When a researcher comes forward and says, I would love to have some of this data, I can't just hand over the entire EHR. So there is a very structured process we go through, a governance process that we try to follow. It's very layered. It's very time-consuming.

But I do this from a security standpoint and making sure that all approvals are in place. The health center's aware their data is being shared. They agree their data could be shared.

So what we would normally do is, we'd start with a meeting, and let's talk about what that data specification is going to look like. What data elements do you specifically need to do your work? Can I provide those to you? Do I even have access to those? Does it make sense?

And there's a lot of tweaking. We could go down a path of data standardization and where that is and disparate documentation and EHRs. So we really have to dig deep into how much of that data we have, how accurate that data is, and can we provide it? So we'll go through a lengthy process.

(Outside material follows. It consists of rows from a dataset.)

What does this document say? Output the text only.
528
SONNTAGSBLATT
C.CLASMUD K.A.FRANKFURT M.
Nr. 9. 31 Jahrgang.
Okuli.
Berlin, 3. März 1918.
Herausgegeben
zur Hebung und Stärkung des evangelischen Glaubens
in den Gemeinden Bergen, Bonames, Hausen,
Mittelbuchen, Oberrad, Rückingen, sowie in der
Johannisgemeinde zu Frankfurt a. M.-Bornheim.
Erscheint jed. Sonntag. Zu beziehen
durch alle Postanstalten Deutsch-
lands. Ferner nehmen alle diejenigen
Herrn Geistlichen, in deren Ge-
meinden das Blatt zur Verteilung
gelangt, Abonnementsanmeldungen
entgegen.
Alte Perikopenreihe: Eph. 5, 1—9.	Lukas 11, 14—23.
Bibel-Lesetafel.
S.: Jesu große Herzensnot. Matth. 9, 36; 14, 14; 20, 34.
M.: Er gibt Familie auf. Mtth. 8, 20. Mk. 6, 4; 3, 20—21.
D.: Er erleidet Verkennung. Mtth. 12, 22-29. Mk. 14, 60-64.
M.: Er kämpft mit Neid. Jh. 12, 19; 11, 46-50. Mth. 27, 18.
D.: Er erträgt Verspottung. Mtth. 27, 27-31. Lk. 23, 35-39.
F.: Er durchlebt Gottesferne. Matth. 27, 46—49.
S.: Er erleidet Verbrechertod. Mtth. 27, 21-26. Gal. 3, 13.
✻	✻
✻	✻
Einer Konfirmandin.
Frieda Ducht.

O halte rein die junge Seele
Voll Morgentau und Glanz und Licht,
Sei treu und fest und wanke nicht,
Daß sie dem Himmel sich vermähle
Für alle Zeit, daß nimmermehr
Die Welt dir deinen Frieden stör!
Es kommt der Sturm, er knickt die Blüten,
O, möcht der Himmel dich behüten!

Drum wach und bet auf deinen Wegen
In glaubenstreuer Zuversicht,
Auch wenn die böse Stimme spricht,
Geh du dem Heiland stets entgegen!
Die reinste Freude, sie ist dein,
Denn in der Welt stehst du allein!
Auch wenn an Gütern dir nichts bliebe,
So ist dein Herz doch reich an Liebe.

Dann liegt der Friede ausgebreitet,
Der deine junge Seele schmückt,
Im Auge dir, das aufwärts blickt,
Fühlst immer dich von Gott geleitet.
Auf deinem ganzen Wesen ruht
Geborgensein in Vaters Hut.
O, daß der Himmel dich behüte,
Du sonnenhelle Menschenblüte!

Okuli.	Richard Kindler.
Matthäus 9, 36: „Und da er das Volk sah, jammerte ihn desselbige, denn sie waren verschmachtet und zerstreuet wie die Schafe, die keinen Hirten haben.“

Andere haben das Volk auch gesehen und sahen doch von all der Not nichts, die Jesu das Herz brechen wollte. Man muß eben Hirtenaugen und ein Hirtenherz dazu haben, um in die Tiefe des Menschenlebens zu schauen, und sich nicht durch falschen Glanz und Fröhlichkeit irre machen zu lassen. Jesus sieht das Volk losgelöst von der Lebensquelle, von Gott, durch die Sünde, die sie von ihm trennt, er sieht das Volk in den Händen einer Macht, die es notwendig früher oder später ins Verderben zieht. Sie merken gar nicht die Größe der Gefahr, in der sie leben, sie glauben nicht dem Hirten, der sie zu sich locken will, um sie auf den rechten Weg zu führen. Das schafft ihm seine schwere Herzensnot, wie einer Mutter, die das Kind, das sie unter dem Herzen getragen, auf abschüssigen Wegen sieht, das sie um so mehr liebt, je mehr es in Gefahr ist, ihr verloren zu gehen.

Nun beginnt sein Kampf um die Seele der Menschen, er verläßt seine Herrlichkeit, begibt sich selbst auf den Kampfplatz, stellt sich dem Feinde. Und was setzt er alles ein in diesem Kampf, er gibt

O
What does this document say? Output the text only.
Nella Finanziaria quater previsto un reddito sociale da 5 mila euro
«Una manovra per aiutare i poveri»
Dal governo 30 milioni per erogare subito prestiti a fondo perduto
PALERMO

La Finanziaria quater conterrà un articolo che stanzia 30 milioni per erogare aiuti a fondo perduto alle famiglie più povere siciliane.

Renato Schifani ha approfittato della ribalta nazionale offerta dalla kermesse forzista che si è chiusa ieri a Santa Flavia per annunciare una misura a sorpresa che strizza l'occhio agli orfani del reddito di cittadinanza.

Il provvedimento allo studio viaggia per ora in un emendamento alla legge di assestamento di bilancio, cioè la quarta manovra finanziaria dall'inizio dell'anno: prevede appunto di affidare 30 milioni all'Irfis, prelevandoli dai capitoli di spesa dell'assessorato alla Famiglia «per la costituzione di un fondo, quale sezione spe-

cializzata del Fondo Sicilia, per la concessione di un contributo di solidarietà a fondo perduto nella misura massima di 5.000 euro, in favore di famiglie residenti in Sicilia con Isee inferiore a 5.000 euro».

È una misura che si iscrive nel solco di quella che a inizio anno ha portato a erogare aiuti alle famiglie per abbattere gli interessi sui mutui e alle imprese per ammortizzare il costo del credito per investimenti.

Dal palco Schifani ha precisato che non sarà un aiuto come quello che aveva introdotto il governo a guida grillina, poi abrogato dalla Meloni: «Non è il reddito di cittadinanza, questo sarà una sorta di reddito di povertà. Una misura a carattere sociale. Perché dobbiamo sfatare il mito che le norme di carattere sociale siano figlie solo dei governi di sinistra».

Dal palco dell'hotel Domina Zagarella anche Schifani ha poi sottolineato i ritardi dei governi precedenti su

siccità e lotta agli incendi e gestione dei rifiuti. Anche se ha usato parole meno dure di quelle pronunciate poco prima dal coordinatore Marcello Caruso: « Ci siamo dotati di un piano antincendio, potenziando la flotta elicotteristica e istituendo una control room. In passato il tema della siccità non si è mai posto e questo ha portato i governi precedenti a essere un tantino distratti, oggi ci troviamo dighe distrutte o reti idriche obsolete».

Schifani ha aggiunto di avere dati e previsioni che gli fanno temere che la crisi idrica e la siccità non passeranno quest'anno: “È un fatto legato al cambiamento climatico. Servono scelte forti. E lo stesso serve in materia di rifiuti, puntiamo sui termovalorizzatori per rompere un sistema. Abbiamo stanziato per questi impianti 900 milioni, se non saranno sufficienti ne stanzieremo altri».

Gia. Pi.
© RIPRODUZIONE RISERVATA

And once we have that somewhat solidified, then we have to provide back to whoever's requesting that data what we can and can't provide. And if that meets all the needs-- how often we're going to pull that data, how often we're going to provide that data, who's the control sites, who's participating-- we would move into a cost approach because there is financial concerns with this. It's a lot of time and effort. There's data quality that we have to do to make sure that the data looks good, systems to pull the data. If we can't do it at the level of the Mass League staff, we have to outsource it to that vendor to pull that data, and that comes with a cost.

And once that's approved, you move into the legal framework, which is, if there's an IRB, if there is patient-level data, we need data use agreements in place. We have to contract with whoever's requesting the data. And then we have to get the health center's approval to give that data to you.

It's a lot of work, and it takes a lot of time. Normally, it does take a few months to get through and get those agreements in place and then actually execute the work. And usually, it's not a one-time data pull. It's going to be multiple data pulls because you want to see the progression and that the work that's being done at the health centers is helping improve that data and what the outcome is. So it is a lengthy process, and it does take time.

There is always hesitancy on the health center's part, and we have to keep that in mind. And so, again, as stewards of that data, we want to make sure that the work that's being done with that data benefits the health center. We would not want to just provide data and then have something published out there with the health center name and then be blindsided. And we want to make sure the data is interpreted properly. That's a whole other discussion about how there could be a perception of data missing or the health center's not doing good on a quality metric, but you might not know the reasons behind that.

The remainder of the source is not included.